Digão: Te falei que tô na boa intenção contigo — passo o celular por baixo da grade,

Figueira: Se descobrirem essa porra eu tô fudido — ele diz, cara a cara comigo, separado apenas pela grade — Tô morto.

Digão: Minha intenção era só avisar minha mulher — digo baixo e calmo.

Foi burrice da parte dele, mas eu mantenho a postura, tento transpassar confiança porque a minha intenção era realmente só ouvir a voz da minha preta e deixar ela ciente de que eu tô vivo.

Eu não consigo pensar nela lá fora sem mim, papo reto. Quem vai proteger e cuidar dela da mesma forma que eu faço? Não tem ninguém que ame ela como eu amo.

A voz gostosa que eu ouvi do outro lado da linha hoje é o que comanda o meu sobreviver. É tudo por ela. Ela é meu mundo. E eu vou aguentar 10, 20, 30 anos aqui dentro, se ela ainda tiver lá fora me esperando.

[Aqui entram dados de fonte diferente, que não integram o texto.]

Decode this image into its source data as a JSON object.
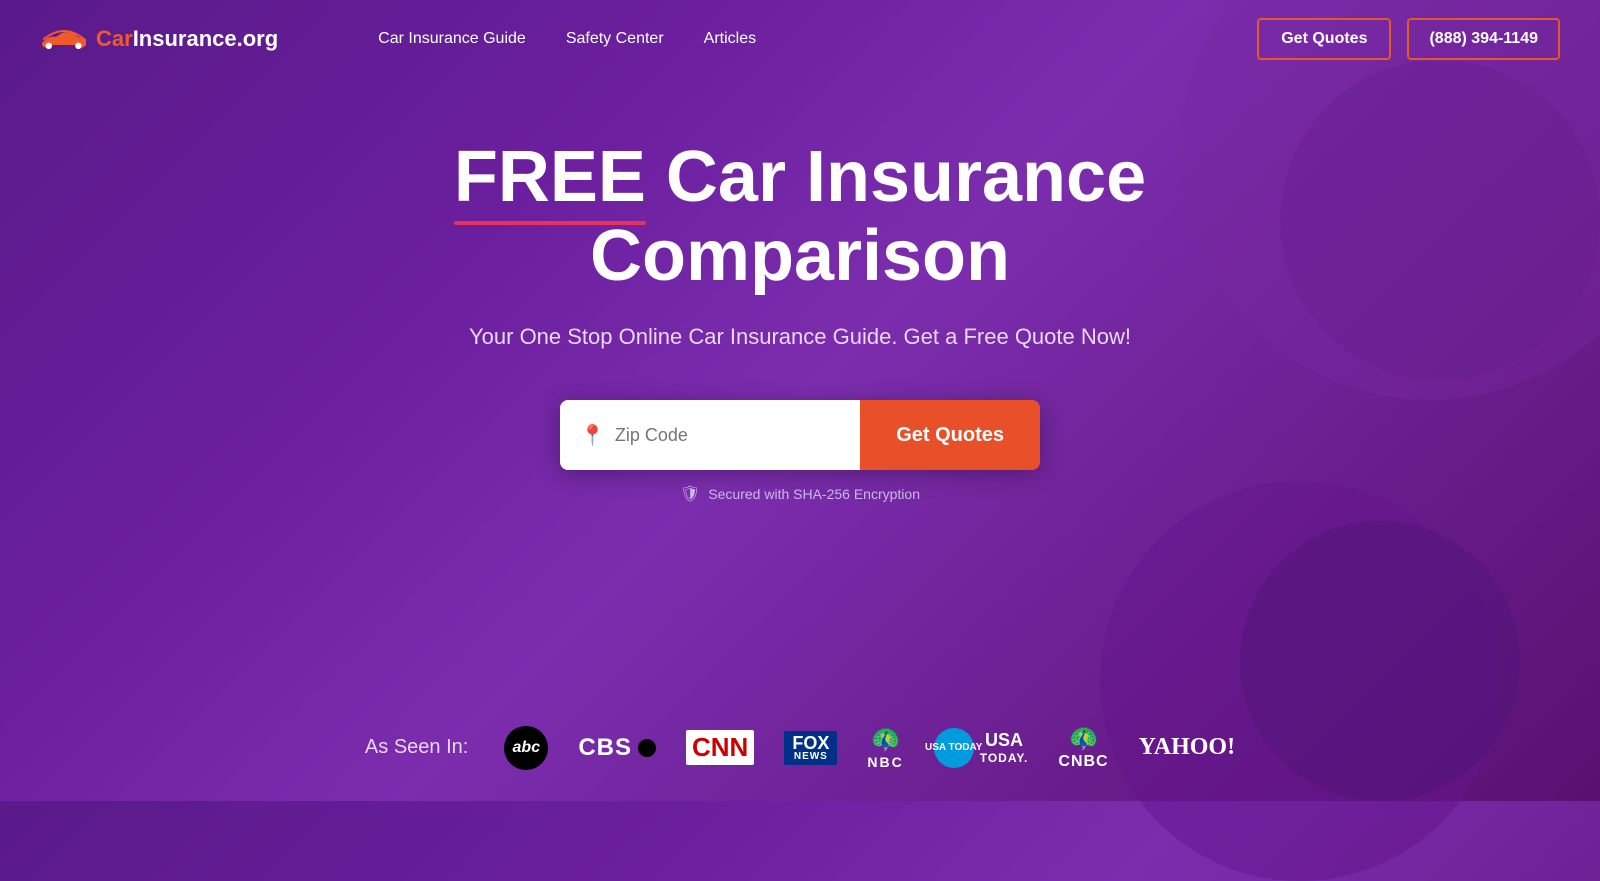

Não tenho medo de outro chegar e tomar o meu lugar, porque eu sei que na vida dela, ninguém nunca vai ser como eu. O meu medo é da maldade do mundo que eu vivo e que eu trouxe ela pra viver.

Figueira: Esse favor que eu te fiz foi grande, Digão — encaro — Agora eles têm motivo pra te procurar. Vai renovar a esperança do teu bonde.

Digão: Achou que eles iam parar? — cruzo os braços e me encosto no fundo da parede.

Figueira: Uma hora cansa.

Digão: Tu tá errado — sorrio.

Figueira: É uma prepotência do caralho achar que vagabundo vai abrir mão de gerir comando pra ficar te procurando a vida toda.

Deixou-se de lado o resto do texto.